- i24NEWS
- Vu sur i24NEWS
- À Auschwitz, Amine Drissi porte la mémoire et le lien judéo-marocain
À Auschwitz, Amine Drissi porte la mémoire et le lien judéo-marocain
Participant à la Marche des vivants à Auschwitz, Amine Drissi met en avant la mémoire de la Shoah et l’héritage judéo-marocain, appelant à renforcer les liens culturels et le dialogue.

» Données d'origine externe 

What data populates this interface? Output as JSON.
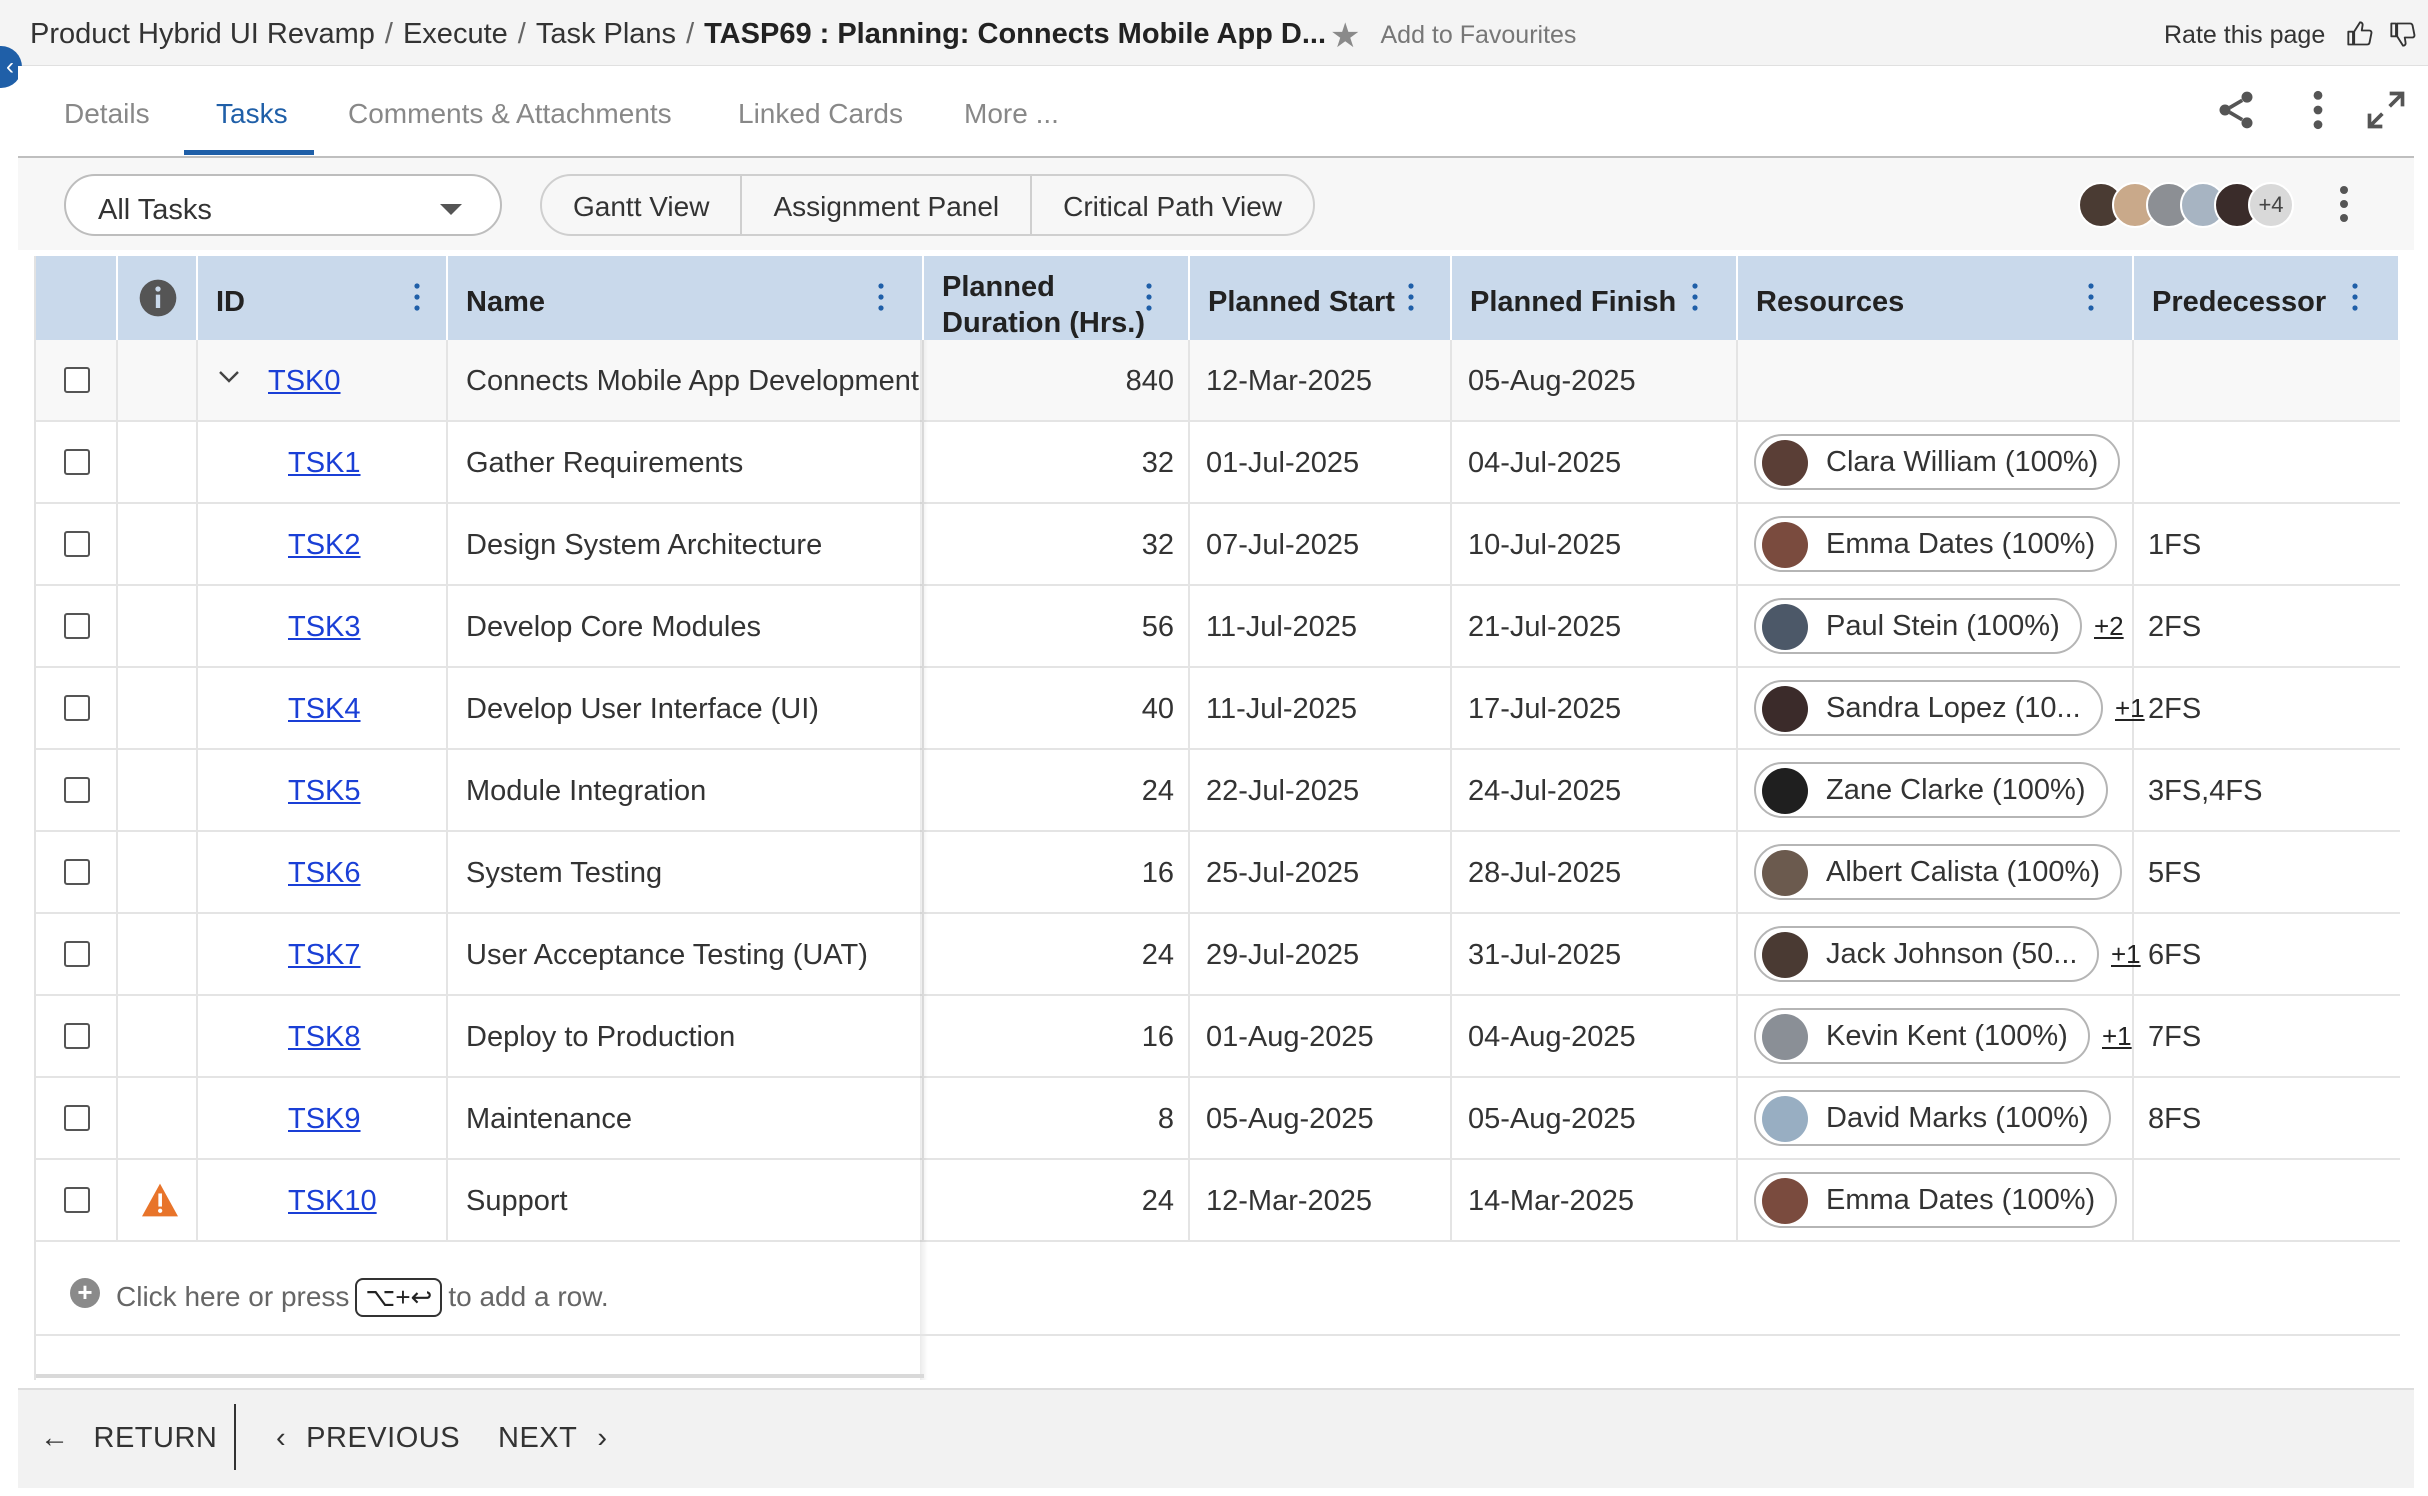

Au cœur de la Marche des vivants, la présence d’Amine Drissi ne relève pas du simple témoignage, mais d’une démarche assumée : incarner une mémoire et rappeler une histoire souvent méconnue. Invité sur i24NEWS, le fondateur de Pink Tarbouche a raconté une expérience à la fois personnelle et politique, entre devoir de mémoire et volonté de transmission.
« Il y avait un message derrière cet accoutrement », explique-t-il, évoquant sa tenue traditionnelle marocaine portée lors de la marche. Un symbole destiné à rappeler un fait historique précis : en 1940, le Maroc n’a pas livré sa population juive aux nazis. « Sa Majesté Mohammed V n’a pas livré ses Juifs », insiste-t-il, rappelant qu’environ 250 000 Juifs vivaient alors dans le royaume .
Déjà venu à Auschwitz il y a une dizaine d’années, Amine Drissi décrit un choc intact face à « l’horreur absolue », qu’il considère comme « unique dans l’histoire de l’humanité » . Cette fois, sa participation s’inscrit dans un cadre collectif, avec une délégation du mouvement Charaka composée de leaders du monde arabe. Une initiative qui traduit, selon lui, une évolution des mentalités et une volonté de dialogue.
Au Maroc, affirme-t-il, la mémoire de la Shoah existe, même si elle demeure parfois partielle. Il rappelle notamment la phrase emblématique attribuée à Mohammed V : « Je n’ai pas de Juifs, je n’ai que des Marocains », symbole d’une protection revendiquée et d’un héritage commun .
Au-delà du souvenir, Amine Drissi insiste sur la transmission. À travers son association, il entend promouvoir la culture hébraïque comme composante de l’identité marocaine, inscrite dans la Constitution. Une approche culturelle, plus que religieuse, qui vise à retisser des liens et à combattre les fractures.
Enfin, son discours s’inscrit dans une dynamique plus large, celle des accords d’Abraham et du rapprochement entre Israël et certains pays arabes. « On a tellement de choses à partager avec Israël », souligne-t-il, évoquant des liens humains, historiques et économiques.
À Auschwitz, Amine Drissi ne se contente pas de commémorer : il cherche à construire un récit commun, entre mémoire, identité et avenir.